I have had the good fortune to know all of these siblings of my father Keith.  They were very much a part of my life.  The only one I never knew was Grace for she died very young as you will see.  

I have another blog that I am writing that covers Grace Barclay McDonald’s parents and ancestors.  It is called the “Barclays of Pine River, The Lives of George and Amarilla Barclay.”  You will find it at: http://barclayspineriver.wordpress.com/  Grace’s ancestry goes back to the Mayflower through Grace’s grandparents Elizabeth Keller Spracklin and Daniel Dair/Dare Spracklin.  I will eventually talk more about Grace’s earlier years in that blog up till she meets Ronald (R.S.).


Commissioner R. S. McDonald

May 15, 2010

Int'l Falls & Ft Francis

 

Keith’s father was commissioner for the city of International Falls. Miriam said in her notes about her brother Gordon, Keith’s older brother, “we have pictures of him campaigning for his father.” Unfortunately, I have never seen those photographs.  

“To end the isolation, reduce costs and provide better public service, residents of northern Itasca were now demanding a county of their own with easier access to the county seat. Following an aggressive campaign for voter support, leaders of the movement then petitioned for an election. The proposal for county division went on the ballot in the general election of Tuesday, Nov. 6, 1906, and carried by a resounding majority of 800. The votes were then canvassed in St. Paul and on Dec. 19 Gov. John A. Johnson issued the proclamation which created Koochiching with International Falls as the county seat.
 

While elated by the news, backers of the division movement postponed a public celebration because opponents were contesting the election. Finally the dispute was settled in court — in favor of the new county group — and a victory celebration took place March 6, 1907, in the Falls village hall. The village hall, built in 1904, served as county headquarters until the court-house was completed two years later. The initial county board appointed by Gov. Johnson consisted of R.S. McDonald, Hugh Mclntosh, Nels L. Olson, Fred Smith and Charles M. Bowman. Bowman, a resident of Big Falls, failed to qualify for office and didn’t serve.”  
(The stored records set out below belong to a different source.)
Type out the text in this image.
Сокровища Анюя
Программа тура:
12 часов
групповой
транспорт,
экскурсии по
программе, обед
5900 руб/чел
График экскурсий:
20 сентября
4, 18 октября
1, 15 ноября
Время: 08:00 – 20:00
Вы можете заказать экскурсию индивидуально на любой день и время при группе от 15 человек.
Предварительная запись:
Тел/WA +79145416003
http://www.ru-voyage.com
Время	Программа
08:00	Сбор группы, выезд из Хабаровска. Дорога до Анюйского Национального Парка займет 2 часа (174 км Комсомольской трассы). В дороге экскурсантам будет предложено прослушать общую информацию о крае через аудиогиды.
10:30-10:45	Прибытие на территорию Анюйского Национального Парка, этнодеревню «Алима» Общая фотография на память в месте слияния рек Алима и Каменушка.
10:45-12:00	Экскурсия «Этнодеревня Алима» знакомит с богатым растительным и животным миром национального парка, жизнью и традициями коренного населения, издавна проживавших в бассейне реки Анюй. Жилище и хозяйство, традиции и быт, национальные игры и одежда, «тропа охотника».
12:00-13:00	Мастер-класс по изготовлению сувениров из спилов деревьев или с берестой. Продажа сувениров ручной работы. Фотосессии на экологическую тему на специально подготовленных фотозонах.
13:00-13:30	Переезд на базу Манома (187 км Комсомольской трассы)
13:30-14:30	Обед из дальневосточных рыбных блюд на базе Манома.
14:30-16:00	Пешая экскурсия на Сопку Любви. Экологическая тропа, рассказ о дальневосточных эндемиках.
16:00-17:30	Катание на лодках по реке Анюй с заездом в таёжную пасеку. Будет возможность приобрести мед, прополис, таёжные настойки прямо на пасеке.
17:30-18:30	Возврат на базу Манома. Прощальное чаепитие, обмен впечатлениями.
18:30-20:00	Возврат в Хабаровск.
from New County is Born, History of Koochiching County website, April 10, 2010.  See link to the History of Koochiching County on the right. 

There is an interesting explanation of events regarding the  appointment of Annie Shelland as Superintendent of Schools.   

“Annie Shelland..knew that she could walk to all schools in the 3,200 square-mile county.  Her appointment was opposed by only one commissioner, R.S. McDonald, who felt that no woman was capable of making the rounds to the schools. (pg. 128).” 

“Annie Shelland was opposed by R.S. McDonald of the county commission, because he did not believe that a woman would be capable of walking the distances under the conditions required of a county superintendent (of schools.) pg. 30.  Annie was appointed in January of 1907. “ 

These excerpts are taken from the book:  

Koochiching, Pioneering Along the Rainy River Frontier, by Hiram M. Drache, Interstate Printers & Publishers, Inc., 1983. 

Annie went on to prove R.S. wrong and had an exemplary career as Superintendent and contributed greatly to education in Minnesota.  She died in 1964 at the age of 85 years old.  I think she was hardy enough! 

The photo above is from the National Park Service proposal website for a Voyageurs National Park site.  There are many great photos of the area.  

http://www.nps.gov/history/history/online_books/voya/proposed/area.htm


Keith and Gordon – Two Brothers

April 24, 2010

Gordon and Keith

Keith had a great relationship with his older brother Gordon.  In this photo Gordon is standing proud and holding firmly to his little brother’s hand.  Keith is next to him on the elephant with a happy face.  This photo of the McDonald brothers was probably taken about 1911 in International Falls.  Gordon was born 1904 and Keith was born in 1910 to Ronald and Grace McDonald.  There was 6 years difference in their ages.